Would recommend Scholars pub in Firhouse. Nice menu, decent portions, reasonable prices and friendly staff! What more could you ask for ?


----------



## darag (14 Jul 2006)

I've ODed on pub carverys years ago so I'm biased against that type of pub food.  Off the top of my head:
Market bar - unpleasant environment pub but great good value food.  Favourites are the duck confit with lentils or the mackeral - 6 quid each.
The Purty Kitchen near the West Pier of Dun Laoghaire.  The burger and the seafood spagetti dish are excellent.
Searsons, Baggot St.  Bit pricey but consistently good.


----------



## dereko1969 (14 Jul 2006)

Porterhouse branches do good burgers for reasonable price and their beer is great (wrasslers xxxx best stout in the country). Agree that Market Bar has excellent food, not so keen on the place itself though.


----------



## HelloJed (15 Jul 2006)

Can't wait to try out some of the places on here. I also recommend Market Bar, especially as you can get small and large portions of their food - so you can share if you want, tapas-style.


----------



## ftb2 (18 Jul 2006)

Definitely the Porterhouse North in Glasnevin. Delicious pizzas and salads and a huge selection of world beers.

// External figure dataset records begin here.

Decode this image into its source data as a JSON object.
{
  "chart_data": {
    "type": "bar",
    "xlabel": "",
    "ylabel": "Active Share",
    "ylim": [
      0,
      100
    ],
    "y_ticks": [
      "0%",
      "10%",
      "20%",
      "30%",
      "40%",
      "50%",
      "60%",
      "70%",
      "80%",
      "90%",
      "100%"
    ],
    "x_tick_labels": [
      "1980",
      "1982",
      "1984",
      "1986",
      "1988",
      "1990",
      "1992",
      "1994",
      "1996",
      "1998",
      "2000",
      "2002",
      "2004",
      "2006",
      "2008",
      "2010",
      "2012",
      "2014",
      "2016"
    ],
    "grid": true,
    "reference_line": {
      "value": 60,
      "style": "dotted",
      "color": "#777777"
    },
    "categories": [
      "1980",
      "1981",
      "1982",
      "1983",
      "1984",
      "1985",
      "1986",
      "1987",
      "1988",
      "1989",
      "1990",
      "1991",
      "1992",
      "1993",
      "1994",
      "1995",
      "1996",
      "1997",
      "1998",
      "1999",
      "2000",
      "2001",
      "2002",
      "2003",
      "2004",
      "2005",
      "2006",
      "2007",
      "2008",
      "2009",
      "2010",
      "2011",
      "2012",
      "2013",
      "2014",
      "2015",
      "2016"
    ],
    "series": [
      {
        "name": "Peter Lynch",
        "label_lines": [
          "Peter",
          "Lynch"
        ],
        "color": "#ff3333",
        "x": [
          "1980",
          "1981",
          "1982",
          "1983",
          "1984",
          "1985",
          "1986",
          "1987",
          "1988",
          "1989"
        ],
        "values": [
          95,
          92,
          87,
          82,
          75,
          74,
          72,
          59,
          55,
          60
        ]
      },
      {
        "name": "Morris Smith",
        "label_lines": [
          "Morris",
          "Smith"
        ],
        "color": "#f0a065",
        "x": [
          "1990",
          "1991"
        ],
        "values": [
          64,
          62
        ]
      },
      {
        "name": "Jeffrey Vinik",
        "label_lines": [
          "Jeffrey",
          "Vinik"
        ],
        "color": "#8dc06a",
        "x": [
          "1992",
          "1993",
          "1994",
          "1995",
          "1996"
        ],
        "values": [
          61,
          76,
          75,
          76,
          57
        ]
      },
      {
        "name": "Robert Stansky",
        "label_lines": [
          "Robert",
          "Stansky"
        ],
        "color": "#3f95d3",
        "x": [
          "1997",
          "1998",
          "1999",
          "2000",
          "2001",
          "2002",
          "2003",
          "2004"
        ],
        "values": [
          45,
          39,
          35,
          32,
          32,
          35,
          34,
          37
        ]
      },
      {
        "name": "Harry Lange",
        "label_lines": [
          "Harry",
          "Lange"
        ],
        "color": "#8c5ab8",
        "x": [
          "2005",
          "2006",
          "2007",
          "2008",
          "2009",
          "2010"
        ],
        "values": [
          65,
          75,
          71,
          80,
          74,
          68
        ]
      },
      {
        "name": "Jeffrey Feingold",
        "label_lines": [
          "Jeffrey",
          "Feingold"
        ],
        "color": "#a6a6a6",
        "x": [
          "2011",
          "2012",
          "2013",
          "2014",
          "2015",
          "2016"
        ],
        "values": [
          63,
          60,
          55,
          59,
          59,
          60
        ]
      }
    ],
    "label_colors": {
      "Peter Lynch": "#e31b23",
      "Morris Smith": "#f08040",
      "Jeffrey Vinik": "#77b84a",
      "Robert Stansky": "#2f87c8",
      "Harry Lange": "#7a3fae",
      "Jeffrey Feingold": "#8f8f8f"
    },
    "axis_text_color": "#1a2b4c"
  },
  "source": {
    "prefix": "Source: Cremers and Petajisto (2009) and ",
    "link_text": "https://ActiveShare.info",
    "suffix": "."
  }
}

Worth a try...


----------



## MandaC (18 Jul 2006)

I know it says Dublin, and I have to say that I think Browns Barn is just terrible, and that includes the restaurant upstairs.

The Waterside Bar in Clondalkin does nice Carvery food, though it can be quite hit and miss sometimes, depending on the Chef and the Bar food in the evening is quite good too.

If anyone is out Kildare way, the Ballymore Inn in Ballymore Eustace is excellent.


----------